La perte des êtres les plus chers, elle-même, nous l'oublions le plus souvent ; et quand elle nous revient, involontairement, elle n'en est que deux fois plus douloureuse ; douloureuse par la perte qu'elle ravive, mais aussi par la culpabilité de l'oubli, qu'elle réveille.
Je pense, comme beaucoup, que je craignais de m'attaquer à la montagne que représente cet auteur, appréhendant les phrases alambiquées et, surtout, interminables. Car, sans en avoir lu une seule ligne, si ce n'est la fameuse « Longtemps, je me suis couché de bonne heure », je me faisais une idée très arrêtée de ce qu'il représentait, à savoir surtout un auteur que ne pouvaient lire, et comprendre, que les lettrés au sens le plus strict du mot.
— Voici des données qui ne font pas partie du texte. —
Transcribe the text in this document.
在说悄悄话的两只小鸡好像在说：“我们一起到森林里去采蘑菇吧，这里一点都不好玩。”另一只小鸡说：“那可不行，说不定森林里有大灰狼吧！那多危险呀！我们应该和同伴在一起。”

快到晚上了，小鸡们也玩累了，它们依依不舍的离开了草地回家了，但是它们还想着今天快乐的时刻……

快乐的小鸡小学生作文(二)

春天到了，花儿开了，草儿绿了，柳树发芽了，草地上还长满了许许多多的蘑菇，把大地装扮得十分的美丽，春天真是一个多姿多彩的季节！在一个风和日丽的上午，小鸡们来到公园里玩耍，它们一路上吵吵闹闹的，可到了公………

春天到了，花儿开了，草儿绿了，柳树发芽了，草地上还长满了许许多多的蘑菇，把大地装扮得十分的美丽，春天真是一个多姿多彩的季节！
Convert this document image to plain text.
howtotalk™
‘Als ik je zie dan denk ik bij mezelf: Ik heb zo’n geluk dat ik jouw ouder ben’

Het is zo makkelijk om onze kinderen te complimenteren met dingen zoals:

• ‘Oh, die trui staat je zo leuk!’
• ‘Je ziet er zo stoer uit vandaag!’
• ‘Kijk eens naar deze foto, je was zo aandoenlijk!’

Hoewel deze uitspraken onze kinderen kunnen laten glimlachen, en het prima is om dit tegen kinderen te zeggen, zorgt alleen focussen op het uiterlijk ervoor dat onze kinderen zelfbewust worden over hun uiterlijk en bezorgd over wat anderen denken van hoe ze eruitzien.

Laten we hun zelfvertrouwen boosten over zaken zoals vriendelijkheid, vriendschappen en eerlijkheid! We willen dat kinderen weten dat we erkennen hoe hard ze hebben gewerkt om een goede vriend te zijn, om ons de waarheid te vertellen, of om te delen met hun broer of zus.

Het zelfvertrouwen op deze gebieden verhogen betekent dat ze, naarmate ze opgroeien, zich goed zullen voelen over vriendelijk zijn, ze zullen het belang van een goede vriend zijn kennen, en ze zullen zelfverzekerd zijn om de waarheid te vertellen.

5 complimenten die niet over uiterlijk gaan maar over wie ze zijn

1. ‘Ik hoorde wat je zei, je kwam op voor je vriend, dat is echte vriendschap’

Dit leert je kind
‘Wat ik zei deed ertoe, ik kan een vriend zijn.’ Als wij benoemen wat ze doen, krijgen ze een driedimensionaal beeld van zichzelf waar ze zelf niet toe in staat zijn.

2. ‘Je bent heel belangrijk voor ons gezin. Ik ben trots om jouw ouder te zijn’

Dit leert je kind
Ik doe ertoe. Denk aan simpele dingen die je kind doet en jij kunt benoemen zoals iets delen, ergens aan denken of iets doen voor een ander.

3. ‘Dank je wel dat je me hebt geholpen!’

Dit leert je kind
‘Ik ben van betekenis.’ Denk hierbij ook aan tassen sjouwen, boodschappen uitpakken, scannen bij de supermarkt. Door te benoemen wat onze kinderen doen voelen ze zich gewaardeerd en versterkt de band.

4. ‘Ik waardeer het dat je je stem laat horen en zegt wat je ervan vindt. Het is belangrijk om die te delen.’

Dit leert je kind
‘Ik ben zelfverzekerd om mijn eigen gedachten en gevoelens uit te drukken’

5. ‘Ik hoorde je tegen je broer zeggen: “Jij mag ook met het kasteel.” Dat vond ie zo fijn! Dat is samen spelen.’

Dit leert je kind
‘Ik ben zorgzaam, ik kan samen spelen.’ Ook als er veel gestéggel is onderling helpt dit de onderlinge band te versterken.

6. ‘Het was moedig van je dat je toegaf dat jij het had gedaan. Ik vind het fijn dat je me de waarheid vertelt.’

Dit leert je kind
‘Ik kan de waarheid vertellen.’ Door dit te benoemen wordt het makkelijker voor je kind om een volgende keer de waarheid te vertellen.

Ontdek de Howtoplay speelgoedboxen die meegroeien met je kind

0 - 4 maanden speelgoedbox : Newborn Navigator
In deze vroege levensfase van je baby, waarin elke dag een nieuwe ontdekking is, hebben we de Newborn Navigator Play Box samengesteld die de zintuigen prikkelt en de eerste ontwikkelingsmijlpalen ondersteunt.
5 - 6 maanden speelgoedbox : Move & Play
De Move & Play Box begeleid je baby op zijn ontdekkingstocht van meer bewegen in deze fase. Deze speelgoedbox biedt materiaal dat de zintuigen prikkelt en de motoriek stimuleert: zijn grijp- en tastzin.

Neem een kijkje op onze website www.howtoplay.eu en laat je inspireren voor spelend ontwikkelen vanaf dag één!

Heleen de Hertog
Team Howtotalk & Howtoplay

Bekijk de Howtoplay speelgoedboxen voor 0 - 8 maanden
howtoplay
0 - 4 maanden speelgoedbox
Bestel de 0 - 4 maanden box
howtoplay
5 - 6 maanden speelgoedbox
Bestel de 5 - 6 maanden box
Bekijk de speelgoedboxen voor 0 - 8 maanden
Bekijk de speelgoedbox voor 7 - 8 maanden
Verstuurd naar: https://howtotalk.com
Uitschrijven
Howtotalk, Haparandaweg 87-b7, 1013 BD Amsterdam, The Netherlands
Une de mes amies, qui a lu l'intégralité d'A la recherche du temps perdu, avait bien déjà essayé de m'inciter à lire l'auteur, me disant « tu verras, c'est Dynastie en bien écrit ». Oui, enfin, je ne suis pas sûre qu'il y ait véritablement du Dallas dans l'oeuvre de Proust.
Et ? J'ai opté pour un compromis en acquérant ce petit livre de moins de 100 pages qui raconte la relation particulière qu'entretient le narrateur avec sa grand-mère, notamment depuis que cette dernière est décédée. Alors oui, dit comme ça, c'est bizarre, mais le narrateur revient sur les souvenirs, ses regrets, ce qu'il aurait pu faire mieux. Et, comme je l'imaginais, ça digresse beaucoup sans pour autant rendre la lecture pénible.
Alors, ai-je aimé ? Et bien je répondrai oui, assez. La plume est riche et non dépourvue d'humour, le phrasé surtout est agréable, j'ai lu quelques passage à voix haute, ce qui a permis de me rendre compte à quel point la langue était belle, car qu'elle est belle notre langue française.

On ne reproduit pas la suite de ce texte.